Water splitting via a photocatalysis-electrolysis hybrid system has been investigated as a potentially scalable and economically feasible means of producing renewable H₂. However, there are no reports demonstrating a scalable system for stoichiometric water splitting using an efficient and stable photocatalyst, and the key operating conditions for efficiently driving the entire system have not been established. Herein, we address the issues required to efficiently drive the entire system of a Cs⁺, Fe²⁺, and H⁺ ion-modified WO₃ (denoted as H-Fe-Cs-WO₃) photocatalyst fixed reactor combined with a polymer electrolyte membrane (PEM)-type electrolyzer. In electrochemical H₂ production using Fe²⁺, the current density improved as the concentration of both H⁺ and Fe²⁺ increased, and we determined the optimum conditions for a hybrid system using high concentrations of HClO₄ and Fe(ClO₄)₃, which differ from those reported for photocatalysis alone. No performance deterioration of the H-Fe-Cs-WO₃ photocatalyst was observed even after light irradiation for more than 10 000 h under strong acidic conditions.

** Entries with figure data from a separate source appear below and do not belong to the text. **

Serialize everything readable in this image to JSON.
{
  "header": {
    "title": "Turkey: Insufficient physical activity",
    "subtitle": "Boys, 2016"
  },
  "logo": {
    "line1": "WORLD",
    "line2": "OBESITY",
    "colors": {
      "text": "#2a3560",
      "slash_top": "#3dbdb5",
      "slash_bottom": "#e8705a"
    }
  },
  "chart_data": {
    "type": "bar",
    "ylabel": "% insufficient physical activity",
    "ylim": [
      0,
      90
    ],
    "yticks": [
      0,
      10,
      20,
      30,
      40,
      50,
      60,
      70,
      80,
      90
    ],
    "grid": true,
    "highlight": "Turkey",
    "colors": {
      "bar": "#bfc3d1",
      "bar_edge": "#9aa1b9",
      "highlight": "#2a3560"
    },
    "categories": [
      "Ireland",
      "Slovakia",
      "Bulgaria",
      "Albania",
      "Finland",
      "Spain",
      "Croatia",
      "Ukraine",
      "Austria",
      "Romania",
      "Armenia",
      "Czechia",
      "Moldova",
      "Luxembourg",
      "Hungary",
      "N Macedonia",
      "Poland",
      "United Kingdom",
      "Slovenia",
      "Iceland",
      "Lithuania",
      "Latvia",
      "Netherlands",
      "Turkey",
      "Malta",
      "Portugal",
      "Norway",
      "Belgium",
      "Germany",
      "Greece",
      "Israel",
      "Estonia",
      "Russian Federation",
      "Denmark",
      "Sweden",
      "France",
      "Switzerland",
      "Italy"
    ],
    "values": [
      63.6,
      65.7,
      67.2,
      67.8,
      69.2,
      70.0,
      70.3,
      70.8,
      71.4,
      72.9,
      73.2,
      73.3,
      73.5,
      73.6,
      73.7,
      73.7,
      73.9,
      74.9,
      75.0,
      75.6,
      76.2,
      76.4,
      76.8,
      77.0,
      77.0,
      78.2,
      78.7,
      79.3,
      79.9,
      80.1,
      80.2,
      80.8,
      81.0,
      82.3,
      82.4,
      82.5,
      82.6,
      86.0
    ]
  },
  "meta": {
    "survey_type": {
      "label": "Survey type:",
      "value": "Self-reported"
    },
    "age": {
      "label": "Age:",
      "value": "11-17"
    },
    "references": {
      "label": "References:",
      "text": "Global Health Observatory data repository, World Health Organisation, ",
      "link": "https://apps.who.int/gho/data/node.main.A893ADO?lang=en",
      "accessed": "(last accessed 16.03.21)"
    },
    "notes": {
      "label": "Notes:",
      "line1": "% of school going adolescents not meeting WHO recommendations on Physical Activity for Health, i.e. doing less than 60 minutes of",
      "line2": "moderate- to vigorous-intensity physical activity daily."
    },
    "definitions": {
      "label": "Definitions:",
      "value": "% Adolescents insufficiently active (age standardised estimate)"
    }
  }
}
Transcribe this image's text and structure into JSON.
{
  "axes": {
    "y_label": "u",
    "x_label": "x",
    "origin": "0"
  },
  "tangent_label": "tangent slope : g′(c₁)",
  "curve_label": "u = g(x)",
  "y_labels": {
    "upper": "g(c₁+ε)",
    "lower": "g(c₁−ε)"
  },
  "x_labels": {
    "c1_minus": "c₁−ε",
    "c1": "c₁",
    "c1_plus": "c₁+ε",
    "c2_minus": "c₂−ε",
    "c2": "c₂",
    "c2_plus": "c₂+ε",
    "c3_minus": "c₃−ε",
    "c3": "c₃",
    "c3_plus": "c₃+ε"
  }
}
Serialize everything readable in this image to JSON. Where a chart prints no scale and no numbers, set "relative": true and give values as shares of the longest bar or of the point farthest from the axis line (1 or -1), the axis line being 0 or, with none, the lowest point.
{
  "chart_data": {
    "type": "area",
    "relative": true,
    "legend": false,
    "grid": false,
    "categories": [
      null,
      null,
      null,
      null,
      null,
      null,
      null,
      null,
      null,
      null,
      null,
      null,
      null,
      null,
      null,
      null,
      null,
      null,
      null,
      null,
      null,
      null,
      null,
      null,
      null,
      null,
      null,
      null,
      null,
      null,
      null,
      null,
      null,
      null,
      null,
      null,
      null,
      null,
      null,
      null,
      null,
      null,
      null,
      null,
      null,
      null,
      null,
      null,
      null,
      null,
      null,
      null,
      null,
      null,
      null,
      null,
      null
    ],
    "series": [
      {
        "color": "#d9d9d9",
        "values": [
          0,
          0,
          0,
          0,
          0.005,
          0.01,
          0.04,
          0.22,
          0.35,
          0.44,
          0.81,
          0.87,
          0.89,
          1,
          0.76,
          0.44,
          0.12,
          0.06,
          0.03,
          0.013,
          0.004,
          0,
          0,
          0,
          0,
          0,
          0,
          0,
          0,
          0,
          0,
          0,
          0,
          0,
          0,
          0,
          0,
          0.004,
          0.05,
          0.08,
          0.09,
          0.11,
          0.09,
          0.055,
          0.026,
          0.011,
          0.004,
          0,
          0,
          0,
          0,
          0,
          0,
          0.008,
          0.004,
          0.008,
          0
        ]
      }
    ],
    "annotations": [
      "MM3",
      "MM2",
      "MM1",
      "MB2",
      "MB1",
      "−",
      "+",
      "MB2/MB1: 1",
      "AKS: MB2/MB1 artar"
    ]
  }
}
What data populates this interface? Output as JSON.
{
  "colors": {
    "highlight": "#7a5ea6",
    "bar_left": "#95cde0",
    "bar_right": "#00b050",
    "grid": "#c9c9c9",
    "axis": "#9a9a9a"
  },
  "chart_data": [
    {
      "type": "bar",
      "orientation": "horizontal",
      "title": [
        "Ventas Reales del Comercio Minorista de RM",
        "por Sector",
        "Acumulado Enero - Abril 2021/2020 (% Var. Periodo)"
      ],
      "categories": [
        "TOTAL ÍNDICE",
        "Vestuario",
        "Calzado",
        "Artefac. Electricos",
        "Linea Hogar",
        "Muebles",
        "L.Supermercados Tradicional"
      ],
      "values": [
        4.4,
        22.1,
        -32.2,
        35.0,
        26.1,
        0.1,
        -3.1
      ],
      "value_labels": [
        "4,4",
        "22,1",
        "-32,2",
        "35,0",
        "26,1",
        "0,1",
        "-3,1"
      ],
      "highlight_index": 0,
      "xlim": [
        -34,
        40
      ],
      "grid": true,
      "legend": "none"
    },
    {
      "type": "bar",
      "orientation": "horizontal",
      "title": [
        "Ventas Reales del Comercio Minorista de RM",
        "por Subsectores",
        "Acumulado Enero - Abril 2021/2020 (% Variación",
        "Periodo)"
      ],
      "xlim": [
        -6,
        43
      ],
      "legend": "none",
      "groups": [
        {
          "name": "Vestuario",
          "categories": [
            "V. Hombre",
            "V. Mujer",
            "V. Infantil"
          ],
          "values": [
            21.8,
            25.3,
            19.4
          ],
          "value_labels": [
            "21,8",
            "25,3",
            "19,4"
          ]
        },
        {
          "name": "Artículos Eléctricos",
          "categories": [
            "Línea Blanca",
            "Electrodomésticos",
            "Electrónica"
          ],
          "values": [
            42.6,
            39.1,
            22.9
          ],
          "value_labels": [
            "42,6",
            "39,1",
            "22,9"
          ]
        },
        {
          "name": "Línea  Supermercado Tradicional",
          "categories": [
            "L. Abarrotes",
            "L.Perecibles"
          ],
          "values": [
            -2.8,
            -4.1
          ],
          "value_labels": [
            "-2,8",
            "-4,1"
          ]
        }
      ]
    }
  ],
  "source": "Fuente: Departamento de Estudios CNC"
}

The accumulated Fe²⁺ ions were extremely stable and did not oxidize even when exposed to air for more than two months. As for the stepwise operation that takes advantage of the characteristics of the hybrid system, the contribution factor of the photocatalyst in the photocatalysis-electrolysis hybrid system for H₂ evolution (CP@STH_ap) under an applied bias was estimated to be 0.24%, which is a value comparable to that of the solar-to-chemical (STC) conversion efficiency (0.31%). The efficiency difference (0.07%) corresponds to the overpotential of the electrolytic reaction and indicates that water splitting via the photocatalysis-electrolysis hybrid system proceeds efficiently at a small overpotential of 0.06 V (∼11.6 kJ mol^–1).